For in its presence, we surely find,
A taste of happiness, one of a kind!

In [None]:
print(token_dict)

*OUTPUT*
```json
{'prompt_tokens': 37, 'completion_tokens': 164, 'total_tokens': 201}

```

#### Notes on using the OpenAI API outside of this classroom

To install the OpenAI Python library:
```
!pip install openai
```

The library needs to be configured with your account's secret key, which is available on the [website](https://platform.openai.com/account/api-keys). 
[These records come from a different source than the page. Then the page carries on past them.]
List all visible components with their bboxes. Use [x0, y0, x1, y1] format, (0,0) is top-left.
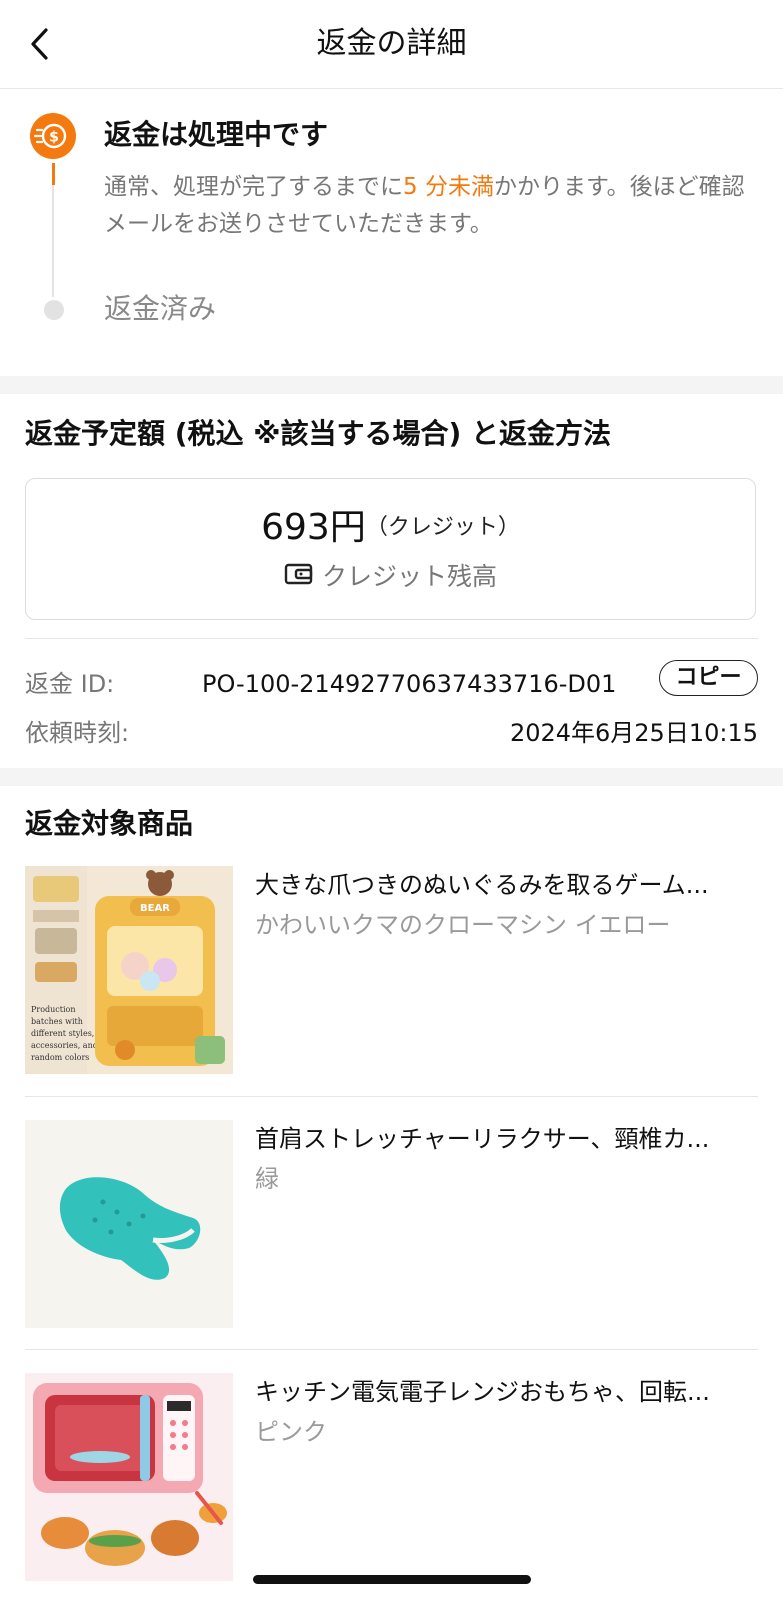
refund-method: クレジット残高: [26, 559, 755, 596]
section-gap: [0, 376, 783, 394]
wallet-icon: [284, 560, 314, 596]
svg-text:Production: Production: [31, 1005, 76, 1014]
refund-amount: 693円: [261, 507, 366, 548]
product-image[interactable]: Production batches with different styles…: [25, 866, 233, 1074]
product-variant: ピンク: [255, 1418, 327, 1446]
product-name[interactable]: 首肩ストレッチャーリラクサー、頸椎カ...: [255, 1122, 755, 1156]
product-variant: かわいいクマのクローマシン イエロー: [255, 911, 671, 939]
product-image[interactable]: [25, 1373, 233, 1581]
status-desc-text: 通常、処理が完了するまでに: [104, 174, 403, 200]
refund-amount-note: （クレジット）: [365, 515, 520, 540]
refund-id-label: 返金 ID:: [25, 670, 115, 698]
divider: [25, 638, 758, 639]
nav-header: 返金の詳細: [0, 0, 783, 89]
page-title: 返金の詳細: [316, 26, 467, 61]
status-title: 返金は処理中です: [104, 118, 329, 151]
divider: [25, 1096, 758, 1097]
refund-items-section: 返金対象商品 Production batches with different…: [0, 786, 783, 1583]
copy-button[interactable]: コピー: [659, 660, 758, 696]
svg-text:BEAR: BEAR: [140, 903, 170, 914]
refund-amount-section: 返金予定額 (税込 ※該当する場合) と返金方法 693円（クレジット） クレジ…: [0, 394, 783, 774]
amount-section-title: 返金予定額 (税込 ※該当する場合) と返金方法: [25, 417, 612, 450]
svg-text:$: $: [49, 130, 59, 146]
section-gap: [0, 768, 783, 786]
status-desc-duration: 5 分未満: [403, 174, 494, 200]
svg-text:random colors: random colors: [31, 1053, 89, 1062]
product-name[interactable]: 大きな爪つきのぬいぐるみを取るゲーム...: [255, 868, 755, 902]
timeline-line: [52, 185, 54, 297]
timeline-progress-line: [52, 163, 55, 185]
product-image[interactable]: [25, 1120, 233, 1328]
refund-status-panel: $ 返金は処理中です 通常、処理が完了するまでに5 分未満かかります。後ほど確認…: [0, 89, 783, 382]
refund-method-label: クレジット残高: [321, 562, 497, 591]
items-section-title: 返金対象商品: [25, 807, 194, 840]
request-time-label: 依頼時刻:: [25, 719, 130, 747]
request-time-value: 2024年6月25日10:15: [509, 719, 758, 747]
product-name[interactable]: キッチン電気電子レンジおもちゃ、回転...: [255, 1375, 755, 1409]
status-description: 通常、処理が完了するまでに5 分未満かかります。後ほど確認メールをお送りさせてい…: [104, 169, 754, 243]
status-step-refunded: 返金済み: [104, 292, 217, 325]
svg-text:accessories, and: accessories, and: [31, 1041, 98, 1050]
amount-card: 693円（クレジット） クレジット残高: [25, 478, 756, 620]
home-indicator: [253, 1575, 531, 1584]
refund-processing-icon: $: [30, 113, 76, 159]
refund-id-value: PO-100-21492770637433716-D01: [202, 670, 617, 698]
product-variant: 緑: [255, 1165, 279, 1193]
timeline-pending-dot: [44, 300, 64, 320]
svg-text:different styles,: different styles,: [31, 1029, 94, 1038]
svg-text:batches with: batches with: [31, 1017, 83, 1026]
divider: [25, 1349, 758, 1350]
amount-line: 693円（クレジット）: [26, 505, 755, 551]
You can either set it as the `OPENAI_API_KEY` environment variable before using the library:
 ```
 !export OPENAI_API_KEY='sk-...'
 ```

Or, set `openai.api_key` to its value:

```
import openai
openai.api_key = "sk-..."
```

Now, I want to share with you one more tip for 
how to use a Large Language Model. 
Commonly the OpenAI API requires using an API key that's 
tied to either a free or a paid account. 
And so many developers will write the API 
key in plain text like this into their 
Jupyter notebook. 
And this is a less secure way of using API keys that 
I would not recommend you use, because it's just too easy to 
share this notebook with someone else or check 
this into GitHub or something and thus end 
up leaking your API key to someone else. 
In contrast, what you saw me do in the Jupyter 
notebook was this piece of code, where I use a library "dotenv", 
and then run this command "load_dotenv", "find_dotenv" to read 
a local file which is called ".env" that contains my secret key. 
And so with this code snippet, I have locally stored a file called 
".env" that contains my API key. 
And this loads it into the operating systems environmental 
variable. 
And then "os.getenv, ('OPENAI_API_KEY')" stores it into this variable. And in this 
whole process, I don't ever have to enter the API key in plain text and 
unencrypted plain text into my Jupyter notebook. 
 
So this is a relatively more secure and a better 
way to access the API key. And in fact, this is a general 
method for storing different API keys from lots 
of different online services that you might want to use and call 
from your Jupyter notebook. 

![Token](immagini\06_api.png)

#### A note about the backslash
- In the course, we are using a backslash `\` to make the text fit on the screen without inserting newline '\n' characters.
- GPT-3 isn't really affected whether you insert newline characters or not.  But when working with LLMs in general, you may consider whether newline characters in your prompt may affect the model's performance.